Dana se refugia en un taxi. El conductor le cobrará quinientos lei por llevarla en el vehículo durante toda la noche. Los dos desconocidos mantendrán conversaciones banales, algunas confusiones y llegaran a las confesiones sin tener el taxímetro en marcha. Mientras tanto Arthur, el marido de la pasajera, acude a una cita con otro hombre. Son otros dos desconocidos que lucharán dialécticamente por proteger su intimidad aunque no su deseo sexual. Al amanecer, el matrimonio se despierta en la misma cama, comienza un nuevo día para la pareja. Los dos acudirán juntos a un bautizo. Después visitarán a la abuela de Arthur. Al regreso, solo serán dos extraños que languidecerán, igual que su historia de amor al ocaso.
En el año 2015 Marius Olteanu era un director con experiencia dilatada en la ejecución de spots publicitarios. También como ayudante de dirección para largometrajes, Sieranevada o Pulse entre otros. Con tres cortometrajes ya rodados en su filmografía, escribe y dirige entonces Scor alb que, traducido al español significa literalmente “puntaje en blanco”, una expresión equivalente a la bajada de bandera del taxímetro. La pieza, de veinticinco minutos, es un ensayo muy similar a la primera parte de Monstri., su ópera prima en el largo. Ahí se narra el transcurso de una noche durante la que Dana, una mujer ensimismada y temerosa de volver a casa, deambula en automóvil con un taxista joven, arrogante e impetuoso. Los dos personajes van deshojando unas personalidades más complejas e incluso cimienta una historia de afecto cercana al amor. A ellos se añaden otros personajes como los vecinos, amigos y la tía que, amplían la duración de la propuesta en apenas seis escenarios y algo menos de diez secuencias de ritmo sostenido, observación en los detalles, además de un trabajo en la trastienda vital, o las relación anterior de diez años del matrimonio, que se sugiere en diálogos, gestos y miradas.
Porque la baza más importante como recurso expresivo en la película es la mirada, no solo la que proviene de cada personaje o rostros de los intérpretes, sino la que canaliza el director rumano a partir del paso de ventana de proyección tan peculiar. Un formato encuadrado casi en 16 mm., establecido con más altura que anchura en el rectángulo visual, sin llegar a la fea proporción de las imágenes captadas en dispositivos móviles. Manteniendo unas líneas de dirección verticales, paralelas que constriñen la individualidad de cada protagonista en sus pensamientos y acciones. Un trabajo fotográfico elaborado con armonía cromática de los decorados, fondos, vestuario y atrezo. Iluminado por tonalidades metálicas, frías, cálidas o anaranjadas según la sensación y sentimientos que matizan las secuencias. Un formato de pantalla que se abre o comprime en la tercera parte, el clímax, con una opción arriesgada de incomodidad aparente en el inicio, sobre todo visto en pantallas grandes, pero dotando de fuerza emocional a la imagen.
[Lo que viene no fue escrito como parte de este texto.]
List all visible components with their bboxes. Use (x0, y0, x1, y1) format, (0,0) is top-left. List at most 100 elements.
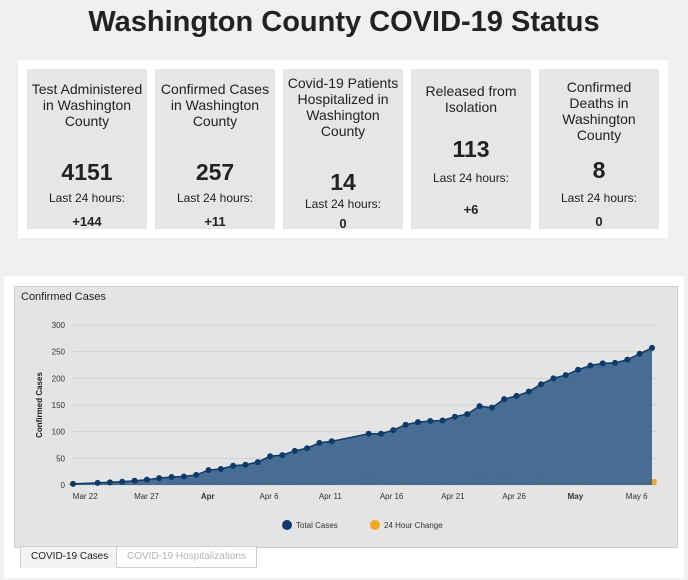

El cineasta rumano logra un film sólido como primer trabajo en largo, un drama costumbrista sin salidas melodramáticas ni recursos lacrimógenos o trágicos. Confía la fuerza del metraje en apenas cuatro personajes principales que son capaces de motivar cariño, comprensión. O la desaprobación en el caso del amante maduro de Arthur. Deslizando apuntes racistas de la sociedad rumana hacia la población gitana. Así como la importancia de la iglesia ortodoxa en aquel pueblo. Sumando todos los elementos técnicos y emotivos, como pueden ser varias canciones diegéticas que se escuchan en las radios de los coches o las casas. Compone una historia de amor —tal vez perfecta— desde el contradictorio momento de la ruptura. Una sucesión de primeros planos o encuadres cercanos captados en perfiles, escorzos o tomados a espaldas de los actores en dos tercios del metraje, que dan paso a sus rostros y cuerpos en total frontalidad cuando ya son familiares al espectador y, tal vez, cuando más lejos se hallan el uno del otro.